The most interesting book comments of the thirties were upon British travels in America. England did not like it when Hawthorne, in “Our Old Home,” called the British matron beefy. The United States did not like Dickens’s portrait of Col. Jefferson Brick, praising the ennobling institution of nigger slavery; of Prof. Mullit, who at the last election had repudiated his father for voting the wrong ticket; and Gen. Fladdock, who halted his denunciation of British pride to snub Martin Chuzzlewit when he learned that Martin had come in the steerage. At that period the United States was as sensitive as a callow youth. “We people of the Universal Yankee Nation,” remarked the Evening Post in 1833, “much as we may affect to despise the strictures of such travelers as Fearon, Capt. Roos, Basil Hall, and Mrs. Trollope, are yet mightily impatient under their censure, and manifest on the appearance of each successive book about our208 country a great anxiety to get hold of it and devour its contents.”

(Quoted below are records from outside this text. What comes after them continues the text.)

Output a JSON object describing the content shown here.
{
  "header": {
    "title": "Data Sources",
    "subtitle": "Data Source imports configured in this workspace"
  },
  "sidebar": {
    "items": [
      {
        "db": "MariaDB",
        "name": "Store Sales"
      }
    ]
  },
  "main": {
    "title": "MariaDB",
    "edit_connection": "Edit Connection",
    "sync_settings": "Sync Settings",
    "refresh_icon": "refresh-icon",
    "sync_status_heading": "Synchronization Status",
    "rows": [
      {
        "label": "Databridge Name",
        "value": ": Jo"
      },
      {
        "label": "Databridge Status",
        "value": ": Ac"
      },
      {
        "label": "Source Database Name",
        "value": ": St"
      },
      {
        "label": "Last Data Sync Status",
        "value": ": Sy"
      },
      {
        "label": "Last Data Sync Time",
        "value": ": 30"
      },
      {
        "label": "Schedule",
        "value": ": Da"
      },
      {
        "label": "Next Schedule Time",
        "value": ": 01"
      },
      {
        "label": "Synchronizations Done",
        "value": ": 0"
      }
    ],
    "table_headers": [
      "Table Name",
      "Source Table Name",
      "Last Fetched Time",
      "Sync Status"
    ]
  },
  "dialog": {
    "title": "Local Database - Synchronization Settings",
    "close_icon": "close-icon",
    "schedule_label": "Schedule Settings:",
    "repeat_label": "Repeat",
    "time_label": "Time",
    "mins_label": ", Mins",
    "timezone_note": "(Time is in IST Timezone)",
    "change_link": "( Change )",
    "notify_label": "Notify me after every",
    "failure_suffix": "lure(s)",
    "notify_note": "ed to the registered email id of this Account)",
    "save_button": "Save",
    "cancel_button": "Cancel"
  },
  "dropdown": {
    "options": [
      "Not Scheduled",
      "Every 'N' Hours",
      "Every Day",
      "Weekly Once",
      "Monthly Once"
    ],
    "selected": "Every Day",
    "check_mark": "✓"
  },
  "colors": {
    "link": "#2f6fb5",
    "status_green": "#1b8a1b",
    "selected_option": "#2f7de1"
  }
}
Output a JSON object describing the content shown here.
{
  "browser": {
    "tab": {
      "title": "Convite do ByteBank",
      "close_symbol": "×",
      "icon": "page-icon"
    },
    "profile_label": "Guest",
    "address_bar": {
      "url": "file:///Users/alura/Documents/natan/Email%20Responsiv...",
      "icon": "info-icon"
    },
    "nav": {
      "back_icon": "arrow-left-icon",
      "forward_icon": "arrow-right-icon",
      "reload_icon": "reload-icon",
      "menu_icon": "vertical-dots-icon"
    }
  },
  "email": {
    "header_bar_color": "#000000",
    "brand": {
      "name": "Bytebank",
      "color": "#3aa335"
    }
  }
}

Most Americans joined in indiscriminating complaints over the animadversions of the British travelers. A few were inclined to applaud the less extreme criticism in the hope that the sound portions might be taken to heart. Bryant thought that the country had been “far too sensitive” to Basil Hall, calling that naval traveler “a good sort of prejudiced English gentleman, who saw things in a pretty fair light for a prejudiced man.” He had a high opinion of parts of Miss Martineau’s travels, though he wrote his wife that she had been given a wrong impression in some particulars by Dr. Karl Follen and the narrow-minded Boston abolitionists. Twice he asked Evening Post readers (1832–3) to remember that although Mrs. Trollope might be shrewish, she was also shrewd, and that if she had exaggerated some of the national foibles, she had sketched others accurately. In her “Domestic Manners of the Americans,” he believed, “there was really a good deal to repay curiosity. That work, notwithstanding all its misrepresentations, exaggerations, and prejudices, was a very clever and spirited production, and contained a deal of truth which, however unpalatable, has at least proved of useful tendency.” He called Capt. Marryat’s “Diary in America” a “blackguard book,” more flippant than profound, and deplored the fact that Charles Augustus Murray’s “Travels in America,” which was issued at the same time (1839), and was the work of “a well-disposed, candid, gentlemanly sort of person,” would not have one-tenth the sale. An excerpt from the dramatic criticism of the Evening Post in September, 1832, shows how effective Mrs. Trollope actually was in improving our manners. At a performance by Fanny Kemble, a gentleman, between acts, assumed a sprawling position upon a box railing:
Hissings arose, and then bleatings, and then imitations of the lowing of cattle; still the unconscious disturber pursued his chat—still the offending fragment of his coat-tail hung over the side.209 At last there was a laugh, and cries of “Trollope! Trollope! Trollope!” with roars of laughter, still more loud and general.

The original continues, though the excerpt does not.